The world’s biggest burger-and-fries chain just opened a new location in France, and it serves neither of those things. Paris’s newest McCafe instead serves club sandwiches, salads, soup, and other typical cafe fare, reports Le Figaro, with nary a McNugget in sight.
Open all day from 7:30 a.m. to 10 p.m., it serves coffee with beans that are freshly ground to order, and aside from the McCafe moniker, Le Figaro says there’s nothing else to indicate that the restaurant is part of the ubiquitous fast-food chain.

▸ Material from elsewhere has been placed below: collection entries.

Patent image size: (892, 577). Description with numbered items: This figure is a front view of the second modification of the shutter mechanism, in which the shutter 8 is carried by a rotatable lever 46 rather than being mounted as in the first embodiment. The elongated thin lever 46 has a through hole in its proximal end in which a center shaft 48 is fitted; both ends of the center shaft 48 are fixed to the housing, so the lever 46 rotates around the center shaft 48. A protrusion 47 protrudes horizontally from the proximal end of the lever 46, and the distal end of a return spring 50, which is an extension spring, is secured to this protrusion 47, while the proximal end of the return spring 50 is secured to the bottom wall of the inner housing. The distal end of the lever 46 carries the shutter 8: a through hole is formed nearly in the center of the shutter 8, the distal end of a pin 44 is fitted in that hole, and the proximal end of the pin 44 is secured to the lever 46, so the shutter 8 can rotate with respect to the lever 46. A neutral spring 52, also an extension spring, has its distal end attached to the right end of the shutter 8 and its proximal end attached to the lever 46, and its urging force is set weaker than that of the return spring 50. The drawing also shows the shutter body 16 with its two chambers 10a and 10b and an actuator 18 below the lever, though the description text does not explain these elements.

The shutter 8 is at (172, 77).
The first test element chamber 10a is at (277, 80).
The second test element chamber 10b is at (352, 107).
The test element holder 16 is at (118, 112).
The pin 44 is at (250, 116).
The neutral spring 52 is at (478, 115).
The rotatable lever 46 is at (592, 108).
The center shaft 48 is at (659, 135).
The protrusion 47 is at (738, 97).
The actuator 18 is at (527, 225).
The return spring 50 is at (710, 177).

But why? McDonald’s is already massively successful in France: It has more than 1,300 franchised stores across the country, and the baguette-loving nation is actually its second most profitable market behind only the U.S. Further, the hamburger has thoroughly infiltrated France in recent years: Burgers are now now sold in 75 percent of the nation’s restaurants, and it’s the top-selling dish in 80 percent of those restaurants, according to a recent study.
So why deviate from its globally recognized brand identity? As the world’s second-largest fast food chain, McDonald’s is constantly throwing new concepts at the wall to see if they stick — all-day breakfast! Preservative-free nuggets! Fresh beef! — in pursuit of capturing new customers. Perhaps this shiny new Parisian store’s fancy macarons and sandwiches can lure in even those who would normally turn their noses up at McDonald’s.
Of course, it’s not the first time the company has toyed with a seemingly very off-brand menu: In 2014, McDonald’s opened a super-healthy prototype restaurant in Australia; called The Corner, it serves rice bowls, wraps, and paninis alongside a fancy salad bar and latte art.